Aux États-Unis, ces mécanismes de protection réglementaire n'existent pas: les prix de ligne concurrentiels ou l'accès garanti. De fait, à ma connaissance, cela n'existe nulle part ailleurs qu'au Canada.

C'est précisément pour parer à ce genre de situation qu'ils existent ici. Quand un expéditeur risque de se faire exploiter parce qu'il n'a aucune compagnie à qui s'adresser, les dispositions sur les PLC précisent que dès que l'expéditeur est rendu à un lieu de correspondance, il peut confier sa marchandise à un concurrent, peu importe où il est sur le parcours.

Aux États-Unis, il est vrai que lorsque les expéditeurs n'ont vraiment pas le choix, les tarifs sont plus élevés. Tel est l'avantage des PLC au Canada, ce qui n'existe pas aux États-Unis.

J'ajouterai qu'au Canada les PLC s'appliquent, que l'on soit tributaire ou non des chemins de fer. Tout le monde y a droit.

M. Gouk: J'ai deux questions, la première concernant l'intérêt public et l'autre les droits de circulation.

Le président: Jim, nous n'avons pas encore abordé la question des droits de circulation. Elle va y arriver dans un instant.

M. Gouk: Très bien; je vais donc me contenter de parler de l'intérêt public. J'ai du mal à suivre où nous en sommes.

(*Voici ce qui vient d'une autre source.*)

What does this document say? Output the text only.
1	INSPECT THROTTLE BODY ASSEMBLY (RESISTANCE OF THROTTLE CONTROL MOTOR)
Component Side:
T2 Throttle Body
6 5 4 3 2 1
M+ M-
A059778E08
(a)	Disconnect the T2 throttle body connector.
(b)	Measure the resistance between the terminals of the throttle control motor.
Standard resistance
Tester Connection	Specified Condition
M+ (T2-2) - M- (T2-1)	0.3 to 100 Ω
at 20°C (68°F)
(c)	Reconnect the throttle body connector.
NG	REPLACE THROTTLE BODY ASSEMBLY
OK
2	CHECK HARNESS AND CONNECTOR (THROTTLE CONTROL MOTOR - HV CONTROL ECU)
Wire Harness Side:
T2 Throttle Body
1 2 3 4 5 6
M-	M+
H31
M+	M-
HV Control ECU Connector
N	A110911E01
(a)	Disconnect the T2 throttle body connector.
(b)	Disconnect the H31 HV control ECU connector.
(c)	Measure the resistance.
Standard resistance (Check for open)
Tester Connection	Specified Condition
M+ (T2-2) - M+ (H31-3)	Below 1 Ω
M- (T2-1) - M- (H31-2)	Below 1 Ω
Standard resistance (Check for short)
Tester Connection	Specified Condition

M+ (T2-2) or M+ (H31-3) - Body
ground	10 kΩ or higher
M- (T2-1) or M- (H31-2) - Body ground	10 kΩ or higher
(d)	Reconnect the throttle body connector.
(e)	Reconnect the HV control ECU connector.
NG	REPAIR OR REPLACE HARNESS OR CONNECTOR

Vous êtes sûrement au courant des négociations - pardon, des consultations; il n'y a pas eu de négociations, et je ne veux pas laisser entendre que des promesses ont été faites - et vous y avez peut-être vous-même participé, qui ont eu lieu entre les compagnies de chemin de fer et certains expéditeurs au printemps. N'est-il pas vrai que pendant ces consultations les chemins de fer avaient accepté en principe de supprimer tous les critères relatifs à l'intérêt public dans la nouvelle loi, y compris ceux concernant les droits de circulation? Est-ce que ce n'était pas...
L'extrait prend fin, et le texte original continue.